One lane is all that’s left of the only road into and out of Isle de Jean Charles.
School buses have stopped coming as rising seas frequently wash over the Island Road, cutting off access to the bayou south of New Orleans, vanishing along with the rest of coastal Louisiana.
In the 2014 documentary "Can’t Stop the Water," Chief Albert Naquin remembers where once Isle de Jean Charles was 5 miles across, his band of Biloxi-Chitimacha-Choctaw Indians now lives on a quarter-mile-wide strip.
The island, forsaken by coastal restoration plans, is expected to disappear by 2050 but probably sooner as maps are outdated as they’re drawn by accelerating erosion.
"The intensity of the land loss around Isle de Jean Charles is so extreme," said anthropologist Julie Maldonado, who has been working with the Isle de Jean Charles tribe for several years. "And it is a different intensity even than some other parts of Louisiana."
Maldonado led a panel discussion featuring a clip from the documentary yesterday on Capitol Hill. The discussion outlined not only the threat climate change poses to indigenous communities from Louisiana to Alaska, but also Naquin’s model for relocating a people while keeping their community and culture intact.

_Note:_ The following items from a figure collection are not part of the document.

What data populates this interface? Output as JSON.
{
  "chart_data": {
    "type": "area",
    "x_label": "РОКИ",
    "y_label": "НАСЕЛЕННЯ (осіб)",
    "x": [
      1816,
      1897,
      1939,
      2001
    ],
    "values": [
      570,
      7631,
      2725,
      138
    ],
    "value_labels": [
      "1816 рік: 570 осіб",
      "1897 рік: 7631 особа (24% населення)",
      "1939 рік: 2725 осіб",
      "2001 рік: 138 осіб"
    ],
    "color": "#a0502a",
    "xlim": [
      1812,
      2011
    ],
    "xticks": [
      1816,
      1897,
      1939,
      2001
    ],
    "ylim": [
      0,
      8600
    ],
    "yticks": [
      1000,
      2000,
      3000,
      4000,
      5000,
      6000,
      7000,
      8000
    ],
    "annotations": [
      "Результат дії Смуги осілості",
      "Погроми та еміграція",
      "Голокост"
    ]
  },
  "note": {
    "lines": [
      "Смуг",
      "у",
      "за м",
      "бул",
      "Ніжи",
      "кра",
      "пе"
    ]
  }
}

Isle de Jean Charles was a driving example behind recommendations outlined by the White House’s State, Local and Tribal Leaders Task Force on Climate Preparedness and Resilience, according to the Environmental and Energy Study Institute. The congressional study group convened the panel, which is part of an outreach effort by the tribe and advocates to raise awareness of tribal relocation issues.
"Indigenous peoples are the first and worst hit by the impacts of climate change because subsistence culture is based on intact habitats," said panelist Bob Gough, secretary for the Intertribal Council on Utility Policy.

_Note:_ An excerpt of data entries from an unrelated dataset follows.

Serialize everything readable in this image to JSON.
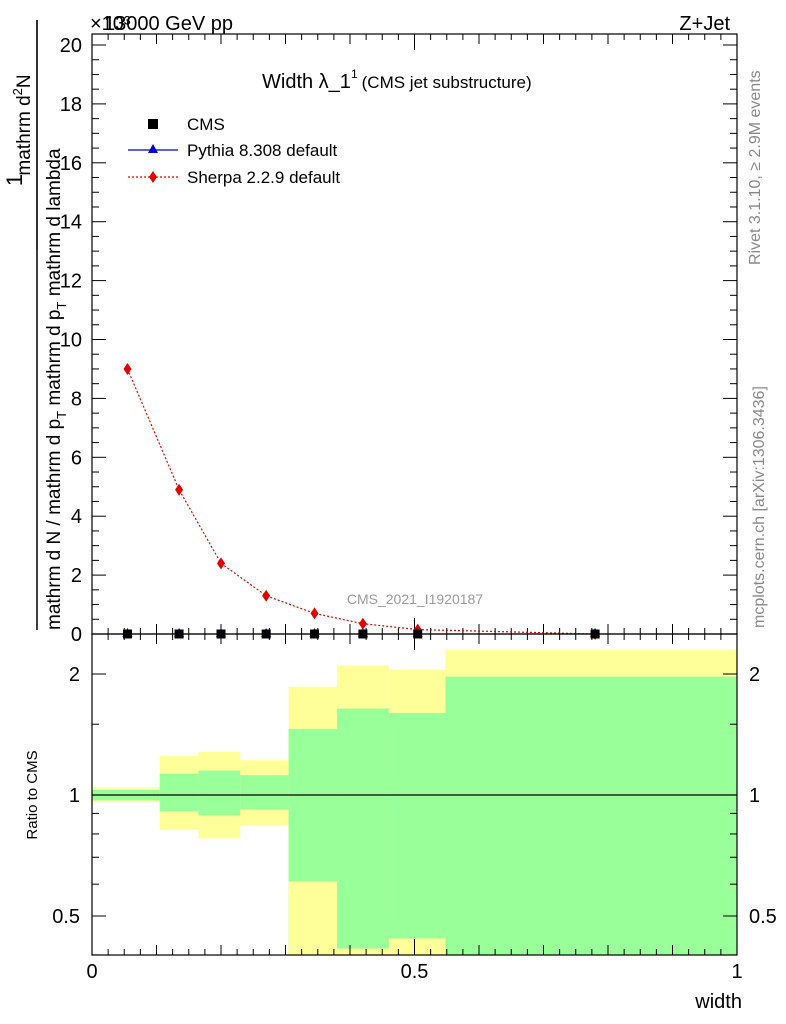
{
  "header": {
    "left": "13000 GeV pp",
    "right": "Z+Jet",
    "exponent": "×10³"
  },
  "side_text": {
    "rivet": "Rivet 3.1.10, ≥ 2.9M events",
    "mcplots": "mcplots.cern.ch [arXiv:1306.3436]"
  },
  "analysis_id": "CMS_2021_I1920187",
  "chart_data": [
    {
      "type": "line",
      "title_main": "Width λ_1",
      "title_sup": "1",
      "title_sub": "(CMS jet substructure)",
      "ylabel_numer": "1",
      "ylabel_denom": "mathrm d N / mathrm d p",
      "ylabel_denom_sub": "T",
      "ylabel_denom_rest": "mathrm d N",
      "ylabel_top": "mathrm d",
      "ylabel_top_sup": "2",
      "ylabel_top_rest": "N",
      "ylabel_bottom": "mathrm d p",
      "ylabel_bottom_sub": "T",
      "ylabel_bottom_rest": " mathrm d lambda",
      "xlim": [
        0,
        1
      ],
      "ylim": [
        0,
        20.3
      ],
      "y_scale_note": "values ×10³",
      "yticks": [
        0,
        2,
        4,
        6,
        8,
        10,
        12,
        14,
        16,
        18,
        20
      ],
      "legend_position": "top-left",
      "legend": [
        {
          "name": "CMS",
          "marker": "square",
          "color": "#000000"
        },
        {
          "name": "Pythia 8.308 default",
          "marker": "triangle",
          "color": "#0000cc",
          "line": "solid"
        },
        {
          "name": "Sherpa 2.2.9 default",
          "marker": "diamond",
          "color": "#e00000",
          "line": "dotted"
        }
      ],
      "series": [
        {
          "name": "CMS",
          "x": [
            0.055,
            0.135,
            0.2,
            0.27,
            0.345,
            0.42,
            0.505,
            0.78
          ],
          "y": [
            0.0,
            0.0,
            0.0,
            0.0,
            0.0,
            0.0,
            0.0,
            0.0
          ]
        },
        {
          "name": "Pythia 8.308 default",
          "x": [
            0.055,
            0.135,
            0.2,
            0.27,
            0.345,
            0.42,
            0.505,
            0.78
          ],
          "y": [
            0.0,
            0.0,
            0.0,
            0.0,
            0.0,
            0.0,
            0.0,
            0.0
          ]
        },
        {
          "name": "Sherpa 2.2.9 default",
          "x": [
            0.055,
            0.135,
            0.2,
            0.27,
            0.345,
            0.42,
            0.505,
            0.78
          ],
          "y": [
            9.0,
            4.9,
            2.4,
            1.3,
            0.7,
            0.35,
            0.15,
            0.0
          ]
        }
      ]
    },
    {
      "type": "area",
      "ylabel": "Ratio to CMS",
      "xlabel": "width",
      "xlim": [
        0,
        1
      ],
      "ylim": [
        0.38,
        2.3
      ],
      "y_scale": "log",
      "yticks": [
        0.5,
        1,
        2
      ],
      "xticks": [
        0,
        0.5,
        1
      ],
      "reference_line": 1,
      "bins": [
        {
          "lo": 0.0,
          "hi": 0.105,
          "green": [
            0.97,
            1.03
          ],
          "yellow": [
            0.96,
            1.045
          ]
        },
        {
          "lo": 0.105,
          "hi": 0.165,
          "green": [
            0.91,
            1.13
          ],
          "yellow": [
            0.82,
            1.25
          ]
        },
        {
          "lo": 0.165,
          "hi": 0.23,
          "green": [
            0.89,
            1.15
          ],
          "yellow": [
            0.78,
            1.28
          ]
        },
        {
          "lo": 0.23,
          "hi": 0.305,
          "green": [
            0.92,
            1.12
          ],
          "yellow": [
            0.84,
            1.22
          ]
        },
        {
          "lo": 0.305,
          "hi": 0.38,
          "green": [
            0.4,
            1.46
          ],
          "yellow": [
            0.4,
            1.86
          ]
        },
        {
          "lo": 0.38,
          "hi": 0.46,
          "green": [
            0.4,
            1.64
          ],
          "yellow": [
            0.4,
            2.1
          ]
        },
        {
          "lo": 0.46,
          "hi": 0.548,
          "green": [
            0.4,
            1.6
          ],
          "yellow": [
            0.4,
            2.05
          ]
        },
        {
          "lo": 0.548,
          "hi": 1.0,
          "green": [
            0.4,
            1.97
          ],
          "yellow": [
            0.4,
            2.3
          ]
        }
      ],
      "yellow_low_notch": [
        {
          "lo": 0.305,
          "hi": 0.38,
          "value": 0.61
        },
        {
          "lo": 0.38,
          "hi": 0.46,
          "value": 0.415
        },
        {
          "lo": 0.46,
          "hi": 0.548,
          "value": 0.44
        }
      ],
      "colors": {
        "green": "#99ff99",
        "yellow": "#ffff99"
      }
    }
  ]
}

The Isle de Jean Charles tribe has fished and clammed in the Mississippi River Delta for nearly 200 years, but members have moved before.
More than 600 tribal members today are the descendants of those who sought refuge in the bayou from the Trail of Tears, the forced relocation of the Southeast’s Native Americans following the Indian Removal Act of 1830.

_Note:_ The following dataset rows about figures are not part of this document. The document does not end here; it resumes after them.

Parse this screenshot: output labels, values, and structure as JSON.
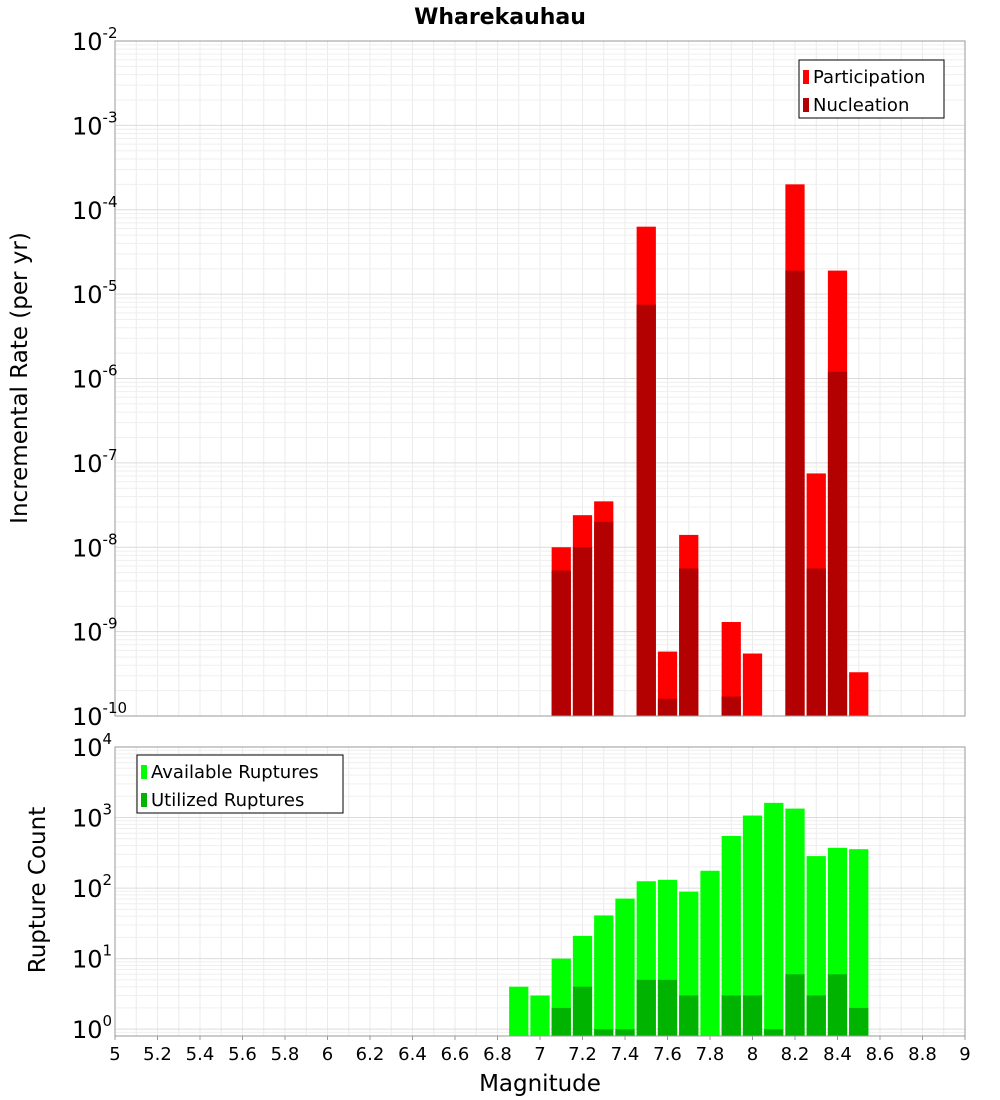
{
  "chart_data": [
    {
      "type": "bar",
      "title": "Wharekauhau",
      "xlabel": "",
      "ylabel": "Incremental Rate (per yr)",
      "yscale": "log",
      "ylim": [
        1e-10,
        0.01
      ],
      "xlim": [
        5,
        9
      ],
      "grid": true,
      "legend_position": "top-right",
      "x": [
        7.1,
        7.2,
        7.3,
        7.5,
        7.6,
        7.7,
        7.9,
        8.0,
        8.2,
        8.3,
        8.4,
        8.5
      ],
      "series": [
        {
          "name": "Participation",
          "color": "#ff0000",
          "values": [
            1e-08,
            2.4e-08,
            3.5e-08,
            6.3e-05,
            5.8e-10,
            1.4e-08,
            1.3e-09,
            5.5e-10,
            0.0002,
            7.5e-08,
            1.9e-05,
            3.3e-10
          ]
        },
        {
          "name": "Nucleation",
          "color": "#b30000",
          "values": [
            5.3e-09,
            1e-08,
            2e-08,
            7.5e-06,
            1.6e-10,
            5.6e-09,
            1.7e-10,
            null,
            1.9e-05,
            5.6e-09,
            1.2e-06,
            null
          ]
        }
      ]
    },
    {
      "type": "bar",
      "title": "",
      "xlabel": "Magnitude",
      "ylabel": "Rupture Count",
      "yscale": "log",
      "ylim": [
        0.8,
        10000
      ],
      "xlim": [
        5,
        9
      ],
      "grid": true,
      "legend_position": "top-left",
      "x": [
        6.9,
        7.0,
        7.1,
        7.2,
        7.3,
        7.4,
        7.5,
        7.6,
        7.7,
        7.8,
        7.9,
        8.0,
        8.1,
        8.2,
        8.3,
        8.4,
        8.5
      ],
      "series": [
        {
          "name": "Available Ruptures",
          "color": "#00ff00",
          "values": [
            4,
            3,
            10,
            21,
            41,
            71,
            125,
            131,
            89,
            176,
            548,
            1068,
            1614,
            1339,
            284,
            372,
            356
          ]
        },
        {
          "name": "Utilized Ruptures",
          "color": "#00b300",
          "values": [
            null,
            null,
            2,
            4,
            1,
            1,
            5,
            5,
            3,
            null,
            3,
            3,
            1,
            6,
            3,
            6,
            2
          ]
        }
      ]
    }
  ],
  "x_ticks": [
    "5",
    "5.2",
    "5.4",
    "5.6",
    "5.8",
    "6",
    "6.2",
    "6.4",
    "6.6",
    "6.8",
    "7",
    "7.2",
    "7.4",
    "7.6",
    "7.8",
    "8",
    "8.2",
    "8.4",
    "8.6",
    "8.8",
    "9"
  ],
  "top_y_ticks": [
    {
      "base": "10",
      "exp": "-2"
    },
    {
      "base": "10",
      "exp": "-3"
    },
    {
      "base": "10",
      "exp": "-4"
    },
    {
      "base": "10",
      "exp": "-5"
    },
    {
      "base": "10",
      "exp": "-6"
    },
    {
      "base": "10",
      "exp": "-7"
    },
    {
      "base": "10",
      "exp": "-8"
    },
    {
      "base": "10",
      "exp": "-9"
    },
    {
      "base": "10",
      "exp": "-10"
    }
  ],
  "bottom_y_ticks": [
    {
      "base": "10",
      "exp": "4"
    },
    {
      "base": "10",
      "exp": "3"
    },
    {
      "base": "10",
      "exp": "2"
    },
    {
      "base": "10",
      "exp": "1"
    },
    {
      "base": "10",
      "exp": "0"
    }
  ],
  "shared_xlabel": "Magnitude"
}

Standing in for the chief on yesterday’s panel due to a family illness, tribal member J.R. Naquin remembered stories of his community building one another’s houses.
In 2002, there were 78 homes on Isle de Jean Charles, but a succession of hurricanes — Lili, Katrina, Rita, Ike, Issac and others — leveled all but 25 of them, accelerating the exodus as the island disappeared.
"Island people are a tight-knit group of people, but the erosion has chased a lot of people out," said Naquin, one of two-thirds of islanders who left following the storms.
"I moved so that I could keep on working," he said. "I miss it, I miss it a lot."
Rebuilding and coastal restoration efforts are underway across southern Louisiana, but Isle de Jean Charles, already sinking after decades of levees and oil and gas drilling, lies outside the scope of management plans.
Maldonado blasted Louisiana state officials for leaving the tribe out of consultations that included the petroleum and aquaculture industries.
The most recent repairs to the Island Road are to be the last, Naquin said, leaving his chief with little choice.
"The road is going to go. … The people that’s there now, they don’t want to leave. They don’t want to go, but they know they’ll have to go one day, so what the chief is trying to do is get everyone back together as a community — like it used to be," Naquin said.
Individuals have options for government relocation buyouts, but Naquin is searching for a new reservation, one that will support the traditional aquaculture and fishing economy as well as tribal culture for the next seven generations.
"This is about keeping that community together and bringing back the people who have already been forced to relocate," Maldonado said.
While the tribe is recognized by the state of Louisiana, options for land acquisition are limited by the fact that the Isle de Jean Charles band is not federally recognized.
The tribe has instead sought out partnerships as a community, from the international to the local level. It has engaged the United Nations, Clinton Global Initiative, University of New Orleans and a host of federal agencies to sketch out the best plan for re-establishing the tribal community elsewhere.
"These guys are not going to be climate refugees, these folks are indigenous scouts for a new way for the 21st century to be able to thrive with culture, values and community intact," Gough said.
The Isle de Jean Charles band continues to race against the rising tide to find a new homeland and funding, but indigenous activists hope their template can help other communities across Indian Country.
"If you decide when that water comes, it’s too late to make that decision," Maldonado said.
She praised Naquin for spearheading awareness efforts, including extensive relations with Alaska Native communities.
The contexts are different, but the reality of sea-level rise is the same in more than 100 Alaska Native villages, said Denise Pollock, a staffer at Washington, D.C.-based tribal law firm Lewis Brisbois Bisgaard & Smith, who raised her hand in the audience yesterday.
An Inupiaq, Pollock said her hometown of Shishmaref, Alaska, a coastal town on the Bering Sea just below the Arctic Circle, is expected to disappear in the next 10 to 15 years.
"The idea of relocating to a city, which is what a lot of agencies would love to do because it’s the least expensive, would crumble our culture, significantly change our identity," she said.